National Food Safety Initiative at CDC

CDC will continue to direct its resources to developing the needed public health infrastructure throughout the Nation to detect, control, and prevent foodborne illness and to strengthen prevention and control programs required to control emerging, reemerging and drug-resistant infectious diseases. In short, CDC, in collaboration with others, will continue to build State and local health department capacity to conduct appropriate epidemiologic, laboratory and environmental investigations; and continue ongoing efforts to inform health professionals and the public about foodborne illness and prevention.

For example, we will continue to develop a national network of laboratories capable of using state-of-the-art laboratory methods and technologies.
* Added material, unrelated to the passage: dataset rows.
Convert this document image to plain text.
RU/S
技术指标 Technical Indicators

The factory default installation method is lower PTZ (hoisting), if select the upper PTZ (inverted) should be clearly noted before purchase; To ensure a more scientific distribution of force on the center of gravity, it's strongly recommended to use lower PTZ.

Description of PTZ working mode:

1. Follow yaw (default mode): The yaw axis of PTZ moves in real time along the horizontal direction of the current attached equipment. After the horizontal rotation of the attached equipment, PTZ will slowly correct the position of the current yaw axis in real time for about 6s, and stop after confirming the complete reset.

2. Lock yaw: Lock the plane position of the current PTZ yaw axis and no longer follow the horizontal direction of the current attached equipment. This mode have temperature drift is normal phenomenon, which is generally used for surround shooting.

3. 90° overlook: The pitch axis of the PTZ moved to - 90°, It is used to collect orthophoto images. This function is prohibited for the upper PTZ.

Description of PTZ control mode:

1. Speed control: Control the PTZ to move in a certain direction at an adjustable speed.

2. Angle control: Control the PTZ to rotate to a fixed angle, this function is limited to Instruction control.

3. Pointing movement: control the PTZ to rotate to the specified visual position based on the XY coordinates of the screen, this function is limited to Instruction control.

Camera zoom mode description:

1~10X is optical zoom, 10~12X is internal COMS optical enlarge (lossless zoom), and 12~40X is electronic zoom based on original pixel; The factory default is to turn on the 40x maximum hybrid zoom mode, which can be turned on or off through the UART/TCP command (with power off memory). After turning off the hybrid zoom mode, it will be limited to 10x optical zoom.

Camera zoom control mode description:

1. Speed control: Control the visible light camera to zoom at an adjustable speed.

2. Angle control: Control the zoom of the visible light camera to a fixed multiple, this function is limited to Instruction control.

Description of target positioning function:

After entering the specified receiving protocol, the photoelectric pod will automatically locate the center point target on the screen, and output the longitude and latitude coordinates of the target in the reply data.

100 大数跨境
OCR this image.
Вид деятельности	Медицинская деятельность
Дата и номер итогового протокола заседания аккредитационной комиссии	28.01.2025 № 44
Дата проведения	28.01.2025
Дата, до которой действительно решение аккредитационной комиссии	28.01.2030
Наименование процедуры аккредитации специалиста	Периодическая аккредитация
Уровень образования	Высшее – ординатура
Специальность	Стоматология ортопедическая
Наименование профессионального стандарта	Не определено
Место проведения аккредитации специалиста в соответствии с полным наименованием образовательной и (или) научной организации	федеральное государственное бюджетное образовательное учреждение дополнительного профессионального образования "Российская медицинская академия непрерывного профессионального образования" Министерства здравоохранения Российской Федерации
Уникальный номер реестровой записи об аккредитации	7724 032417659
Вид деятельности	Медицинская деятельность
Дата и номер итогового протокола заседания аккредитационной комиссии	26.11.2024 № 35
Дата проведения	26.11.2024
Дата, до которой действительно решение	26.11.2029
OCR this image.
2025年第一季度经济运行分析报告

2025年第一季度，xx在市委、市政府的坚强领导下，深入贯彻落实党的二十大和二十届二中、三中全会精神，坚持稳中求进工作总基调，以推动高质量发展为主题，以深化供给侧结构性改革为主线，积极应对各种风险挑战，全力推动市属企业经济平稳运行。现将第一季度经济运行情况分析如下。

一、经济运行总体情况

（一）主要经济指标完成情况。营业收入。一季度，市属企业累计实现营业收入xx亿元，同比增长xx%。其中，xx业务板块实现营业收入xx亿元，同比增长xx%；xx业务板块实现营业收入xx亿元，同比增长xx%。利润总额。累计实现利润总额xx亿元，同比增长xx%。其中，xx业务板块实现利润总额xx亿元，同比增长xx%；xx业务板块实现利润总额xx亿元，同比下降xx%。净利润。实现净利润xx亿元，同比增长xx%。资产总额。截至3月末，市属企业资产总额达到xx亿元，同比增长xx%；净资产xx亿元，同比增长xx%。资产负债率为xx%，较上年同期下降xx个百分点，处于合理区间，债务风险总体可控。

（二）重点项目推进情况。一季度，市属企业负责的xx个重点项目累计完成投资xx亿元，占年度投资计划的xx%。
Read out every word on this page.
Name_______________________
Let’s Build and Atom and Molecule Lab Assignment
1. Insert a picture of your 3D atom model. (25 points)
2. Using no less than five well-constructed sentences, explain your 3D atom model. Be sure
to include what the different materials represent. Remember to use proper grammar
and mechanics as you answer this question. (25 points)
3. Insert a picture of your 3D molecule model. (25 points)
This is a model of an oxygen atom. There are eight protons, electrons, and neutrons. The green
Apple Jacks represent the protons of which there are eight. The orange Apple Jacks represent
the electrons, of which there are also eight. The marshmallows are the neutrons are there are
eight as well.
This includes increasing the number of States participating in PulseNet, and increasing the number of pathogens monitored by the system in order to detect additional outbreaks. We intend not only to expand our development of state-of-the-art gene-based diagnostic and subtyping tools for bacteria, but also to develop a comparable system for identifying viral contaminants. We also will continue to support a system known as DPDx, which harnesses telemedicine technology to transmit images of parasites under the microscope to our experts at CDC for appropriate diagnosis. In addition to our efforts to improve epidemiology and laboratory capacity, we intend to work with the States to strengthen their environmental health capacity. For example, we plan to work with the States to assess the training needs of food protection specialists (environmental sanitarians) and develop food safety guidance for local food protection programs. We also intend to continue development of school-based prevention and control efforts, including development of a model coordinated school health and food safety program. We also will continue to update analyses and estimates of the public health burden of foodborne disease.


In conclusion, these activities represent a small sample of how CDC supports its State and local partners and other Federal agencies in monitoring, controlling, and preventing foodborne illness. Foodborne diseases remain a challenge for public health. To address this challenge will require continued investments in our public health infrastructure and strong partnerships among State and local health departments and Federal agencies.

Thank you for the opportunity to discuss the surveillance of foodborne disease. We will be happy to answer questions you or other members of the Committee may have.